Air pollution may reduce life expectancy of Indians by nine years, says study

Air pollution can reduce the life expectancy of Indians by nine years, says a report by a US research group.

The study says 480 million people in northern India face the “most extreme levels of air pollution in the world” and, over time, these high levels have expanded to cover other parts too.

Strong clean air policies can add up to five years to people’s lives, it adds.

Indian cities routinely dominate global pollution rankings and bad air kills more than a million people every year.

The report by The Energy Policy Institute at the University of Chicago (EPIC) says that north India breathes “pollution levels that are 10 times worse than those found anywhere else in the world”.

This air pollution has spread over decades beyond the region to western and central Indian states such as Maharashtra and Madhya Pradesh where the average person is now losing between two and a half-to-three years of life expectancy as compared to early 2000, it adds.

New data from the Air Quality Life Index report by EPIC says that residents in the capital, Delhi, could see up to 10 years added to their lives if air pollution was reduced to meet the World Health Organisation (WHO) guideline of 10 µg/m³.

In 2019, India’s average particulate matter concentration was 70.3 µg/m³ – the highest in the world.

The report says that Bangladesh, India, Nepal and Pakistan, which together account for nearly a quarter of the global population, consistently figure in the top five most polluted countries on earth.
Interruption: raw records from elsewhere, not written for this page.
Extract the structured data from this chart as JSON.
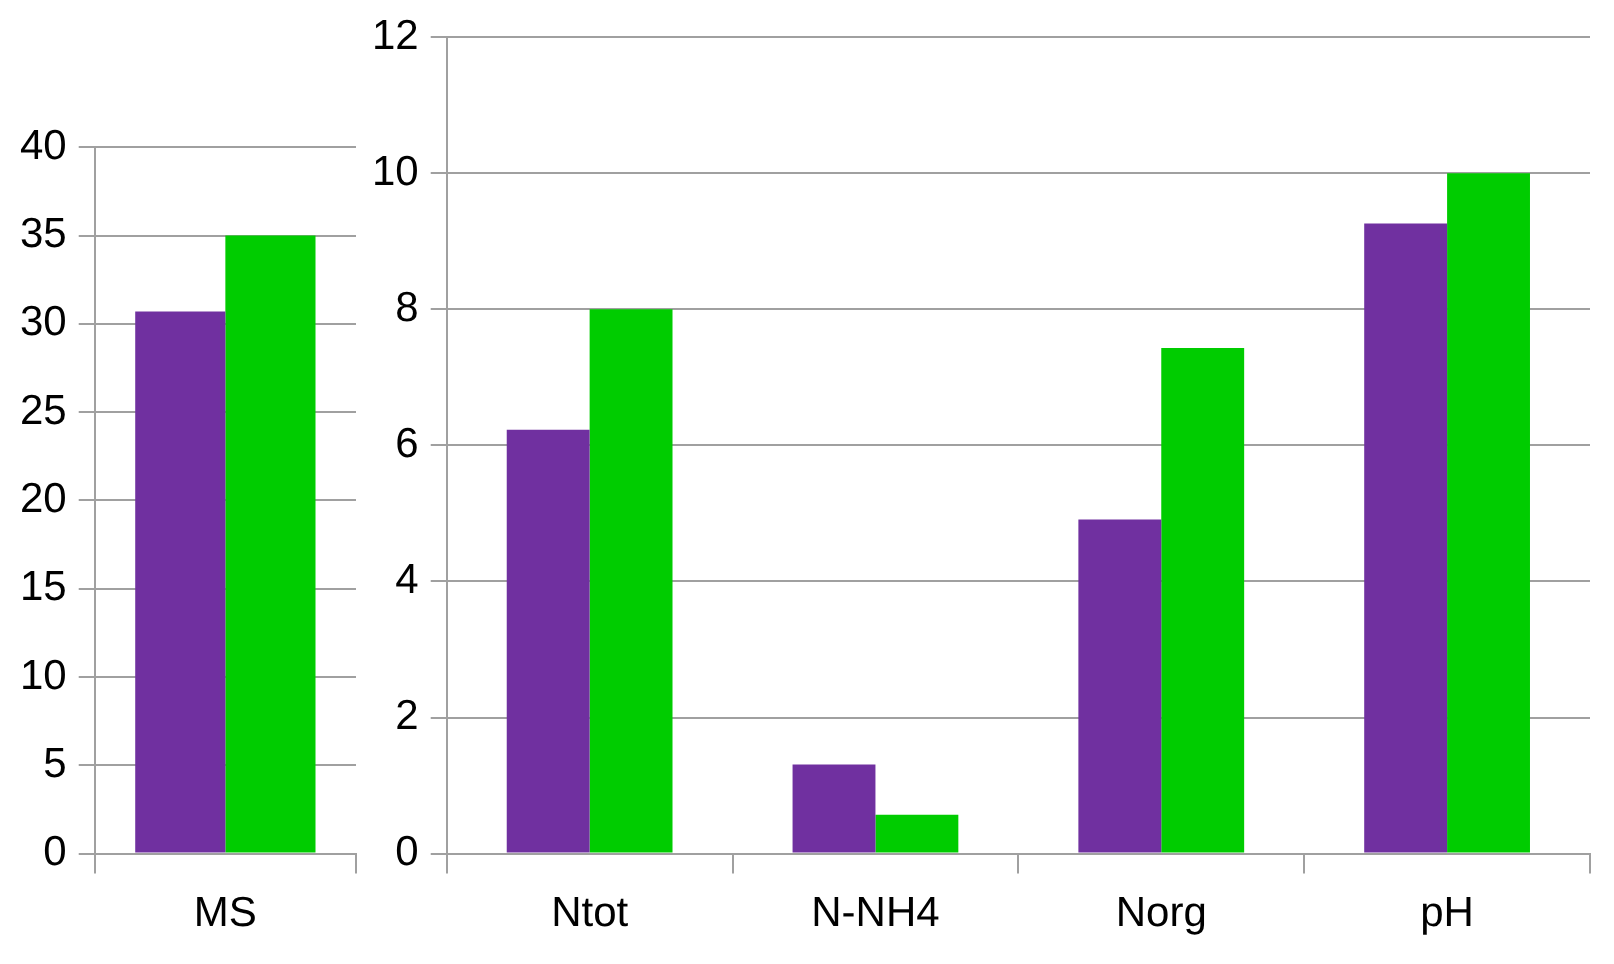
{
  "chart_data": [
    {
      "type": "bar",
      "categories": [
        "MS"
      ],
      "series": [
        {
          "color": "#7030a0",
          "values": [
            30.7
          ]
        },
        {
          "color": "#00cc00",
          "values": [
            35.0
          ]
        }
      ],
      "ylim": [
        0,
        40
      ],
      "yticks": [
        0,
        5,
        10,
        15,
        20,
        25,
        30,
        35,
        40
      ],
      "grid": "y"
    },
    {
      "type": "bar",
      "categories": [
        "Ntot",
        "N-NH4",
        "Norg",
        "pH"
      ],
      "series": [
        {
          "color": "#7030a0",
          "values": [
            6.23,
            1.31,
            4.91,
            9.26
          ]
        },
        {
          "color": "#00cc00",
          "values": [
            8.0,
            0.57,
            7.43,
            10.0
          ]
        }
      ],
      "ylim": [
        0,
        12
      ],
      "yticks": [
        0,
        2,
        4,
        6,
        8,
        10,
        12
      ],
      "grid": "y"
    }
  ]
}
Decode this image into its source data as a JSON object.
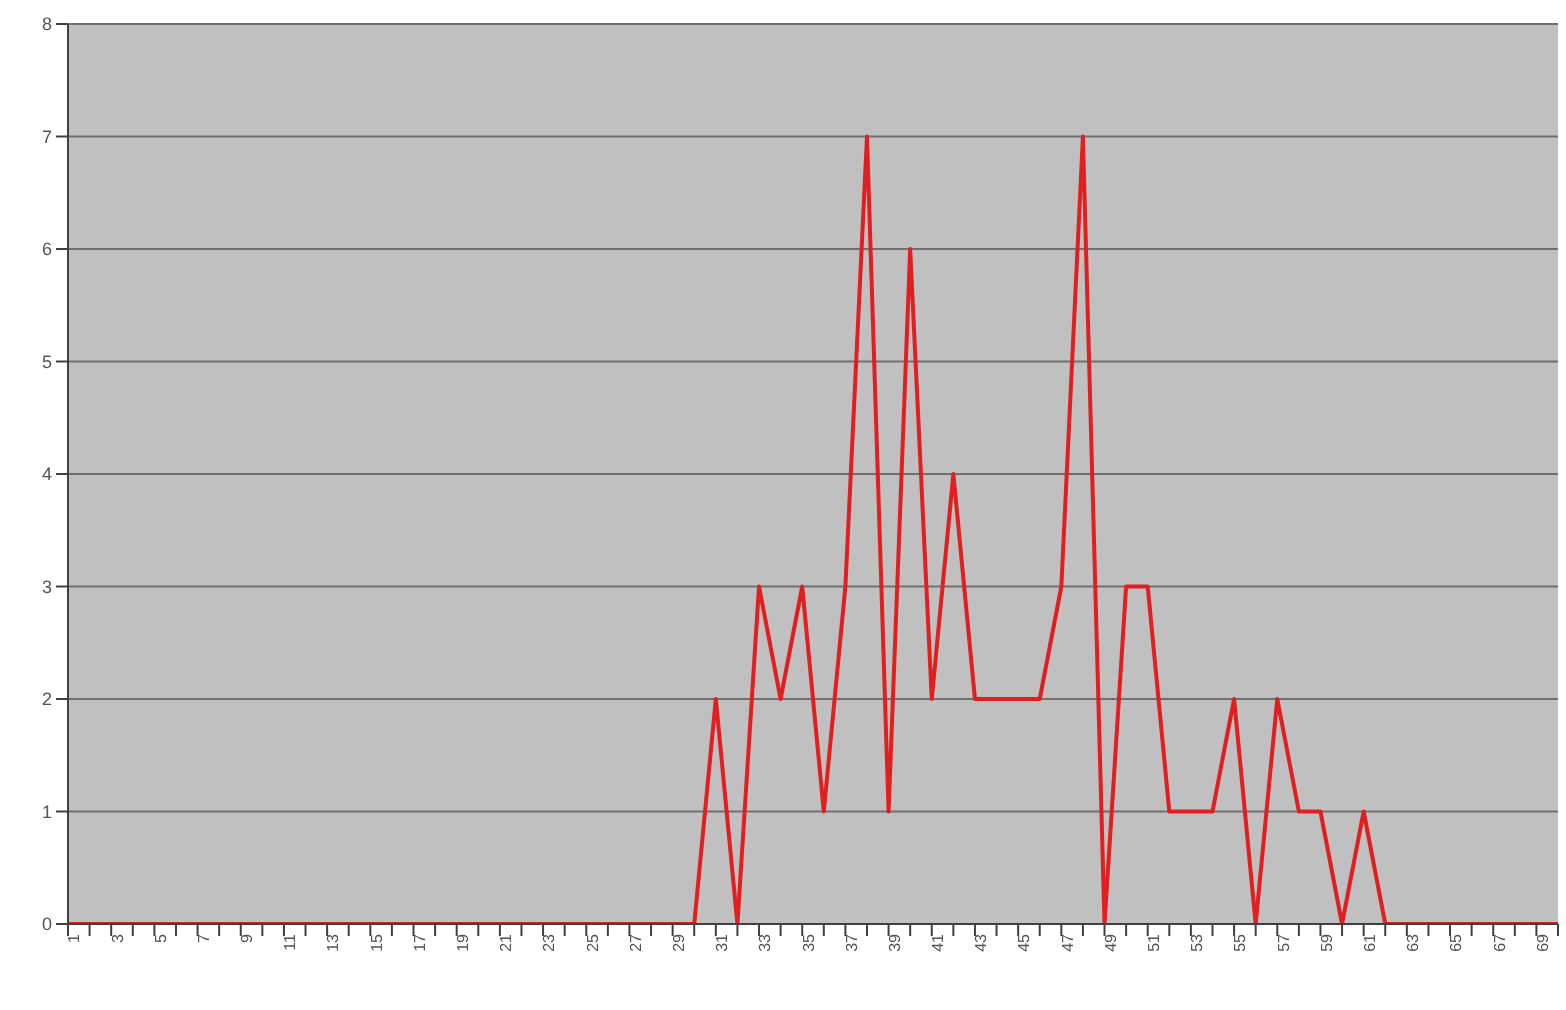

EPIC acknowledges certain policy changes made by the Indian government to fight air pollution, such as the 2019 National Clean Air Programme (NCAP), which aims to reduce dangerous particulate pollution in the country.

“Achieving these goals would have a major impact on the life expectancy levels of Indians – it would increase the national life expectancy level by nearly two years, and three-and-a-half years for residents of Delhi,” it says.

China, the report says, is one example of how effective policy can produce “sharp reductions in pollution in short order”. Since 2013, the country has reduced its particulate production by 29%.